Usina termoelétrica opera próxima de área residencial e causa transtornos. (Foto/Gerlean Brasil)

Ambiental

A supervisora do Instituto de Proteção Ambiental do Estado do Amazonas (Ipaam), em Parintins, Fabiana Campelo, vai formalizar procedimento junto ao órgão para serem tomadas as providências, quanto ao deslocamento de equipe de Manaus. “O Ipaam vai atuar em relação à emissão de particulados, ruídos acima dos limites estabelecidos pela legislação, lançamento de efluentes e resíduos sólidos”, pontuou.

Como engenheira de segurança no trabalho, Fabiana Campelo afirma que a poluição sonora vai muito além da questão ambiental e afeta diretamente o ser humano, com malefícios à saúde. “Provavelmente é que o acontece com os moradores do em torno da usina. O som se propaga por ondas e também reflete em algumas estruturais, dependendo da intensidade. São coisas que precisam serem averiguadas por outras esferas”, comenta.

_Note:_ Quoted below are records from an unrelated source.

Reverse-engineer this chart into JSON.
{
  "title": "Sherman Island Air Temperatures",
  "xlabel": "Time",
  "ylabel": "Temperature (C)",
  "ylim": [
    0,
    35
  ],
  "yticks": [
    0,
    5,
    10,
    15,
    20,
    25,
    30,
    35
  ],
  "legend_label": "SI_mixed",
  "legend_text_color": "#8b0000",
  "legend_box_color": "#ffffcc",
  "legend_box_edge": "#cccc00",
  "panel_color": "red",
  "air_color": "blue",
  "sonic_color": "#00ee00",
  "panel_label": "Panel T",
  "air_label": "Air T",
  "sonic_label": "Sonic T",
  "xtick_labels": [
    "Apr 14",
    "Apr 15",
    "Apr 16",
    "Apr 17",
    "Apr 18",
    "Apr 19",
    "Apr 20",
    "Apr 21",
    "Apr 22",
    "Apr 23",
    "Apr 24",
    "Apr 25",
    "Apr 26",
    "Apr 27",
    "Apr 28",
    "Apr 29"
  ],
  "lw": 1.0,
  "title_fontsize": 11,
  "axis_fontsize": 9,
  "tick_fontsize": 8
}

O assessor técnico da Sedema, Wescley Tavares, informa que a Amazonas Energia, em Parintins, recebeu notificação para comparecer na sede da secretaria, mas isso não aconteceu, devido à pandemia da Covid-19. A empresa pediu um prazo maior à Sedema que, agora, solicita Estudo de Impacto de Vizinhança. De acordo com Wescley Tavares, uma reunião com a Amazonas Energia ficou marcada para o dia 11 de agosto.

Empresa diz que vai substituir máquinas e prepara plano de atenuação de ruídos. (Foto/Gerlean Brasil).

Conforme o assessor técnico da Sedema, a empresa privada, responsável pela distribuição de energia no município de Parintins, alega que o problema do barulho já é solucionado com a substituição de todas as máquinas por grupos geradores silenciosos, até o final de julho deste ano, com a desativação da usina termoelétrica, a partir da chegada da luz pelo Linhão de Tucuruí, via Sistema Interligado Nacional (SIN).

A Amazonas Energia comunica que trabalha no Plano de Ação de Atenuação de Ruídos na usina de Parintins, por meio da empresa Go Power, para apresentação aos órgãos e autoridades locais, com início das operações previstas nas próximas semanas. “Visa atender às adequações necessárias e a legislação ambiental no que tange ruídos em área urbana, motivo das manifestações realizadas nos últimos dias no município”, justifica.